Thursday, October 07, 2010

Obsession

I have an obsession. I'm obsessed with SouleMama's blog and the spaces she creates. I know I'm not alone in this because she (Amanda Soule) has thousands of devoted blog readers who have an emotional and visual connection to her blog because it feels like coming home to a place you love and want to be. I have collectively spent hours and hours reading and studying her blog and the comments people leave there. She reliably warms, soothes and inspires people with the way she lives her life as a nature- and beauty-loving creative mama. She uses her blog to focus on all the good and beautiful favorite things and moments in her family's world. She's extraordinary. Off the charts, really.

I come away from reading her blog wanting to be just like her and wishing I could go spend a week in her home. I would so happily follow her around all day and night (as I get the impression she stays up late sewing, knitting, writing, or painting and decorating her new farmhouse).
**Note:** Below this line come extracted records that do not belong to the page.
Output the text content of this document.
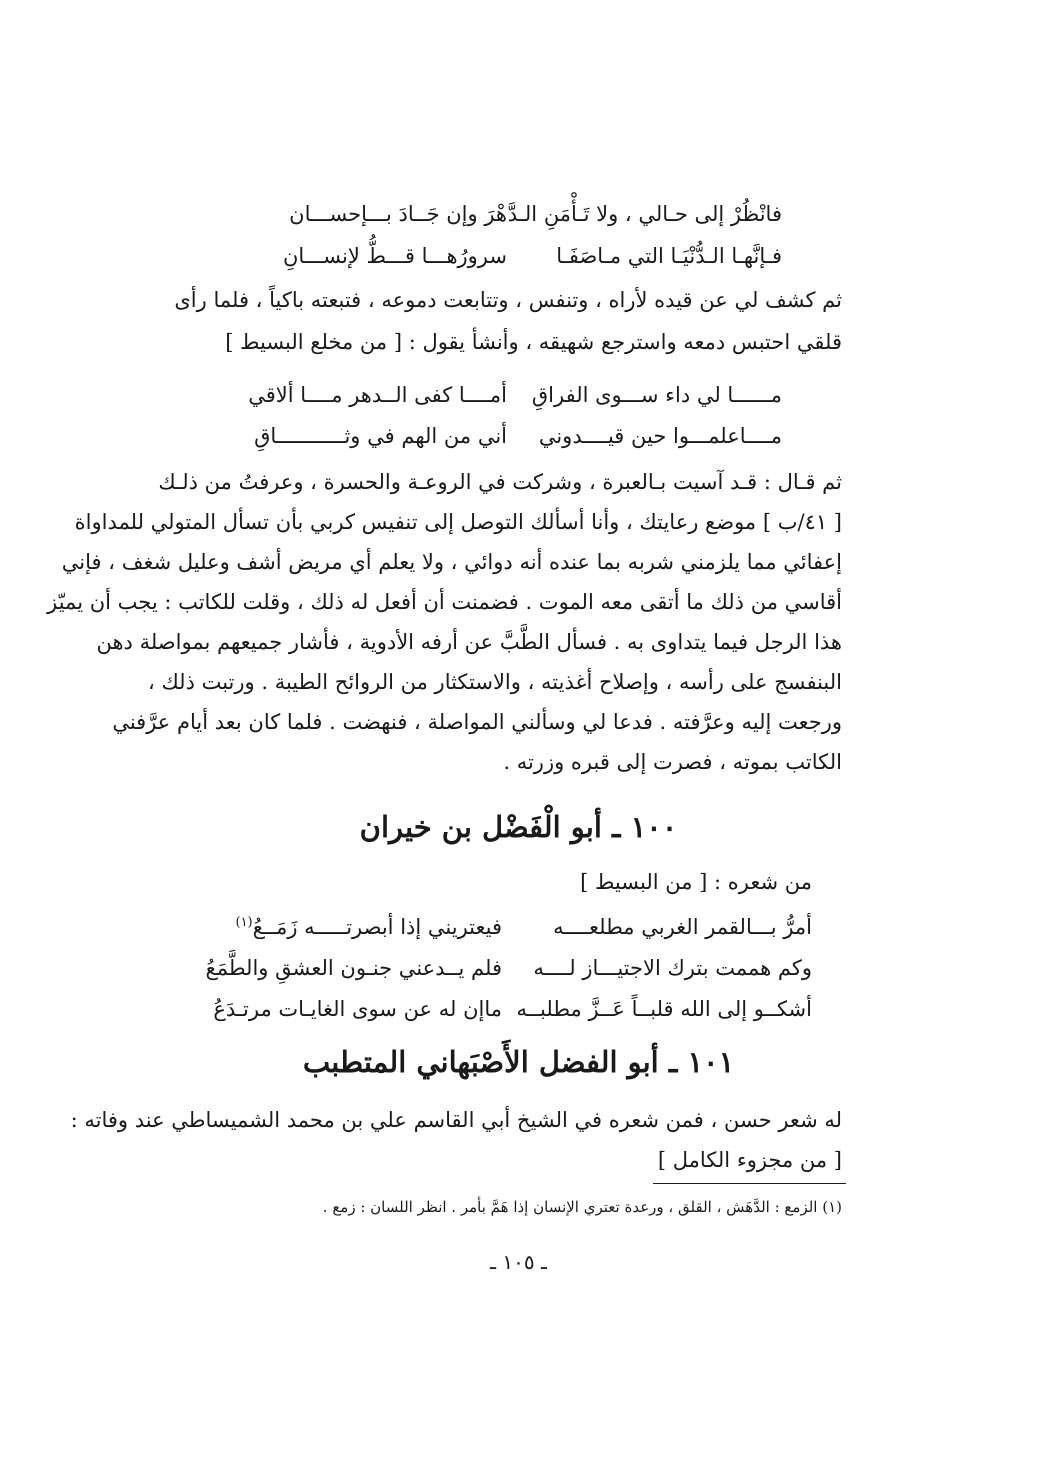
فانْظُرْ إلى حـالي ، ولا تَـأْمَنِ الـدَّ
هْرَ وإن جَــادَ بـــإحســـان
فـإنَّهـا الـدُّنْيَـا التي مـاصَفَـا
سرورُهـــا قـــطُّ لإنســـانِ
ثم كشف لي عن قيده لأراه ، وتنفس ، وتتابعت دموعه ، فتبعته باكياً ، فلما رأى
قلقي احتبس دمعه واسترجع شهيقه ، وأنشأ يقول : [ من مخلع البسيط ]
مــــــا لي داء ســـوى الفراقِ
أمــــا كفى الــدهر مــــا ألاقي
مــــاعلمـــوا حين قيــــدوني
أني من الهم في وثـــــــــــاقِ
ثم قـال : قـد آسيت بـالعبرة ، وشركت في الروعـة والحسرة ، وعرفتُ من ذلـك
[ ٤١/ب ] موضع رعايتك ، وأنا أسألك التوصل إلى تنفيس كربي بأن تسأل المتولي للمداواة
إعفائي مما يلزمني شربه بما عنده أنه دوائي ، ولا يعلم أي مريض أشف وعليل شغف ، فإني
أقاسي من ذلك ما أتقى معه الموت . فضمنت أن أفعل له ذلك ، وقلت للكاتب : يجب أن يميّز
هذا الرجل فيما يتداوى به . فسأل الطَّبَّ عن أرفه الأدوية ، فأشار جميعهم بمواصلة دهن
البنفسج على رأسه ، وإصلاح أغذيته ، والاستكثار من الروائح الطيبة . ورتبت ذلك ،
ورجعت إليه وعرَّفته . فدعا لي وسألني المواصلة ، فنهضت . فلما كان بعد أيام عرَّفني
الكاتب بموته ، فصرت إلى قبره وزرته .
١٠٠ ـ أبو الْفَضْل بن خيران
من شعره : [ من البسيط ]
أمرُّ بـــالقمر الغربي مطلعــــه
فيعتريني إذا أبصرتـــــه زَمَــعُ$^{(١)}$
وكم هممت بترك الاجتيـــاز لــــه
فلم يــدعني جنـون العشقِ والطَّمَعُ
أشكــو إلى الله قلبــاً عَــزَّ مطلبــه
ماإن له عن سوى الغايـات مرتـدَعُ
١٠١ ـ أبو الفضل الأَصْبَهاني المتطبب
له شعر حسن ، فمن شعره في الشيخ أبي القاسم علي بن محمد الشميساطي عند وفاته :
[ من مجزوء الكامل ]
(١) الزمع : الدَّهَش ، القلق ، ورعدة تعتري الإنسان إذا هَمَّ بأمر . انظر اللسان : زمع .
ـ ١٠٥ ـ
She reminds me of one of my favorite people on the planet, my friend Lauren, who similarly creates beautiful art and spaces and loves her children, friends and family well. Both women cook and craft and love nature. I have happily followed Lauren around her space and her family many times, just perfectly content to be with her in her world--a world where life is beautiful and children's hearts and creativity are cherished. It's not a world where no one cries or disasters and disappointments don't happen--they do, daily-- it's a world where these extraordinary women never allow life's stresses and strains to in any way slow them down or stop them from seeing life as beautiful and making it more beautiful for everyone in their life. They are forces of energetic creativity and love. They are as productive as I am lazy! They are as highly motivated to make things for people as I am to sit and read a book or browse the Internet. ;-)

The key here for me is not to fall into despair and discouragement that my life and my space don't resemble theirs. The key is to realize that people inspire others by living fully and richly their own lives in whatever way comes most naturally. I'm thankful to have so many inspiring guides and fellow travelers.